The members of the superfamily Paguroidea (comprising the families Coenobitidae, Diogenidae, Paguridae, and Parapaguridae) are not shown to be a monophyletic group (Fig. 1& Fig. 2). The inclusion of some members of the superfamily Galatheoidea within the same clade indicates paraphyly for both superfamilies. This is in contrast with the monophyletic Paguroidea suggested by McLaughlin (1983b) and Richter & Scholtz (1994) using adult somatic morphological characters in their analyses. Admittedly though, the monophyly of the Paguroidea is only compromised spermatologically by the inclusion of the investigated galatheids and chirostylids, both sharing the apomorphic possession of three microtubular arms with the spermatozoa of the paguroids (Fig. 1, point D). The separation of the Paguroidea into the traditional "right" and "left- handed" hermit crabs is not upheld. The inclusion of the Clibanarius clade (Fig. 1, point E), diogenid or ‘lefthanded‘ hermit crabs, within the clade containing the members of the Paguridae, which are considered ‘right-handed‘, marrs this classical dichotomy. The general placement of the major genera in the Paguroidea is consistent with the intuitive phylogenetic trees previously suggested by the author (Tudge, 1991, 1992).
Family Coenobitidae The six species in the two genera investigated in this family, Birgus and Coenobita, consistently form a monophyletic group, and, interestingly, this is a subclade of the majority of the diogenid members (Fig. 1& Fig. 2). This close association between members of the Coenobitidae and Diogenidae has previously been suggested (McLaughlin, 1983b; Tudge, 1991, 1992; Richter & Scholtz, 1994). Monophyly of the Coenobitidae is supported on somatic morphological grounds by McLaughlin (1983b) , Martin & Abele (1986) , and Richter & Scholtz (1994)and now strongly supported spermatologically.

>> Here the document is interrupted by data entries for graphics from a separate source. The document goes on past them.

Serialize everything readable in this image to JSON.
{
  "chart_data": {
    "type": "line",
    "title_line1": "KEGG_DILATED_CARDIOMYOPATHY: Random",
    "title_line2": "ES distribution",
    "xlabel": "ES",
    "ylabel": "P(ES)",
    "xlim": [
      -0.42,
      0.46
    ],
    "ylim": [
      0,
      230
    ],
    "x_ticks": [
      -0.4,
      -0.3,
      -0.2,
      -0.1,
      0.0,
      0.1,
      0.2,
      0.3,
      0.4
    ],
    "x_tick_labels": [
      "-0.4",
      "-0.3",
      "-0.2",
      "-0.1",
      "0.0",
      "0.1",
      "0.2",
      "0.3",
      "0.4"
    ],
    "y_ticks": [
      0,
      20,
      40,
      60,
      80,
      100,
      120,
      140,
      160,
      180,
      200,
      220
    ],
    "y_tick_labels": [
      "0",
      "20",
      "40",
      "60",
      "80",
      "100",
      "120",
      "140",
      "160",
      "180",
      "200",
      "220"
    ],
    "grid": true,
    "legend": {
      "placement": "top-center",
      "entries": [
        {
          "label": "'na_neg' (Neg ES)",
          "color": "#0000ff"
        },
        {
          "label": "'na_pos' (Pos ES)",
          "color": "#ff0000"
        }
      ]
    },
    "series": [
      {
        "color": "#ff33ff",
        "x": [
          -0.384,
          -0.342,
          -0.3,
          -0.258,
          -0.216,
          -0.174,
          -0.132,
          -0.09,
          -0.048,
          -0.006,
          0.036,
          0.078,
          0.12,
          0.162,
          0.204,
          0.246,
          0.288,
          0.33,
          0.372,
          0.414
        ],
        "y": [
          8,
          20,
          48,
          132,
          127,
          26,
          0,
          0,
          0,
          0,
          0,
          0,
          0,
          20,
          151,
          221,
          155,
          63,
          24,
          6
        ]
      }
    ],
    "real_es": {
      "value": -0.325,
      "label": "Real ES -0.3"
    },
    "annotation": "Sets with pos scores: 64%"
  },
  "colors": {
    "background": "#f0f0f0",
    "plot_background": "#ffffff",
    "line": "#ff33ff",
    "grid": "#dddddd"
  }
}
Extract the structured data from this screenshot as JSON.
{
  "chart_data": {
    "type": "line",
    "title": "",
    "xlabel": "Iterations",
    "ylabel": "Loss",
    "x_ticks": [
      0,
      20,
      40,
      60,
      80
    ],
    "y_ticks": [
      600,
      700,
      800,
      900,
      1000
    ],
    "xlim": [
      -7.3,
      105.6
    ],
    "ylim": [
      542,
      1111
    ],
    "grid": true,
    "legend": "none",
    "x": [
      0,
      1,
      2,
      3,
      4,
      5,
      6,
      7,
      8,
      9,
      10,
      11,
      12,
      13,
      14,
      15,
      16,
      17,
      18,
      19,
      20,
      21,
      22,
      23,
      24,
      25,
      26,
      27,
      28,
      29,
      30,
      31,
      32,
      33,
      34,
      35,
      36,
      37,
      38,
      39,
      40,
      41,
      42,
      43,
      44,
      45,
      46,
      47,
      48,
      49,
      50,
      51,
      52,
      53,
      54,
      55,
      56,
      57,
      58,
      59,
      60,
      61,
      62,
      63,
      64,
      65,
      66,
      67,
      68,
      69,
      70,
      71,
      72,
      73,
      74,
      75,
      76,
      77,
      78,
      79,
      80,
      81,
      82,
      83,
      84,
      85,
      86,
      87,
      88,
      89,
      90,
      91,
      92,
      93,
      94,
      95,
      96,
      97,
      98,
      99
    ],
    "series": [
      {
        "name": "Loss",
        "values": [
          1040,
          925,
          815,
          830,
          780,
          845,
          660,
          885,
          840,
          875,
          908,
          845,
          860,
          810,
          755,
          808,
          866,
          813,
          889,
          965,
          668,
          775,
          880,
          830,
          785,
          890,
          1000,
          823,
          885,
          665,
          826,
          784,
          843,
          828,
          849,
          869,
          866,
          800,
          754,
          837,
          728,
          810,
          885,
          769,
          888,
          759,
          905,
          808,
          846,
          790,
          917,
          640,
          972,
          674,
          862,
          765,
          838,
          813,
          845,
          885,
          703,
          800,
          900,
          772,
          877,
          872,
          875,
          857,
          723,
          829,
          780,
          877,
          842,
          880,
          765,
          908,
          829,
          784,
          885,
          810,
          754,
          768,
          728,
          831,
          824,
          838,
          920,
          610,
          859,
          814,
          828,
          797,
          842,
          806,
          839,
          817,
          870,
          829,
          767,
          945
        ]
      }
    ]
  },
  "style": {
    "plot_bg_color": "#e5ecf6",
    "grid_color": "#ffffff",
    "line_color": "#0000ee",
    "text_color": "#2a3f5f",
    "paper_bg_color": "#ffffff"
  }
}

Family Diogenidae The members of this morphologically diverse family investigated did not form a single clade but were split between two clades (Fig. 1& Fig. 2), the genera Clibanarius (Fig. 1, point E) and Cancellus being separated from the remainder. The single representative of the genus Cancellus exhibits several unusual spermatozoal features (Tudge, 1995a, b) that separate it from the Diogenidae (of which it is conventionally a member) and place it in a basal position in relation to the other paguroids. The heterogeneity of the genera within the family Diogenidae and the difficulty in determining their affinities has been expressed by Forest (1984, 1995) , but he considers the family to be an ancient monophyletic group. Richter & Scholtz (1994) have suggested that the Diogenidae are most likely paraphyletic (as indicated in the present study), but they presented no supporting evidence.
Family Paguridae The representatives of the family Paguridae are not retained as a monophyletic group. The inclusion of the parapagurid Sympagurus sp. in the Pagurus clade and the exclusion of Porcellanopagurus sp. make the family paraphyletic, at least in terms of spermatological features (Fig. 1& Fig. 2). The pagurid clade (with the exception of Porcellanopagurus) is characterized by the presence of one or more reticulated acrosome zones (character 18) in the spermatozoa (Fig. 1), although the exact homology of this character between all the inclusive genera is uncertain. The Pagurus-Sympagurus clade is defined by the presence of the accessory ampulla (character 29) in the spermatophore of the examined species (Fig. 1). Further investigation of the occurrence of the accessory ampulla throughout representatives in the Paguridae and related families may confirm the validity of this character for phylogenetic analysis. The exclusion of Pagurus hirtimanus from the clade containing the remainder of the species of the genus Pagurus reflects the difference in spermatozoal morphology that exists between this Indo-Pacific species and its European relatives P. bernhardus, P. chevreuxi and P. prideaux (Tudge, 1995a, b). The very speciose genus Pagurus (with over 150 taxa) is a heterogeneous assemblage with, as yet, ill-defined affinities with a rapidly growing number of sister-genera. A paraphyletic Paguridae has been suggested previously by Gore & Scotto (1983), McLaughlin (1983b) , and Richter & Scholtz (1994) and is intimated in the present analysis.
Family Parapaguridae The single investigated parapagurid, Sympagurus sp. lies within the clade containing the members of the family Paguridae in this analysis (Fig. 1& Fig. 2). The presence of an accessory ampulla (character 29) and, less so, the form of the spermatophore stalk (character 31) link some members of the family Paguridae with the investigated parapagurids. Similarly, the perforatorial chamber shape (character 5), and absence of microvillar projections (character 6) are synapomorphies (Tudge, 1995a, b).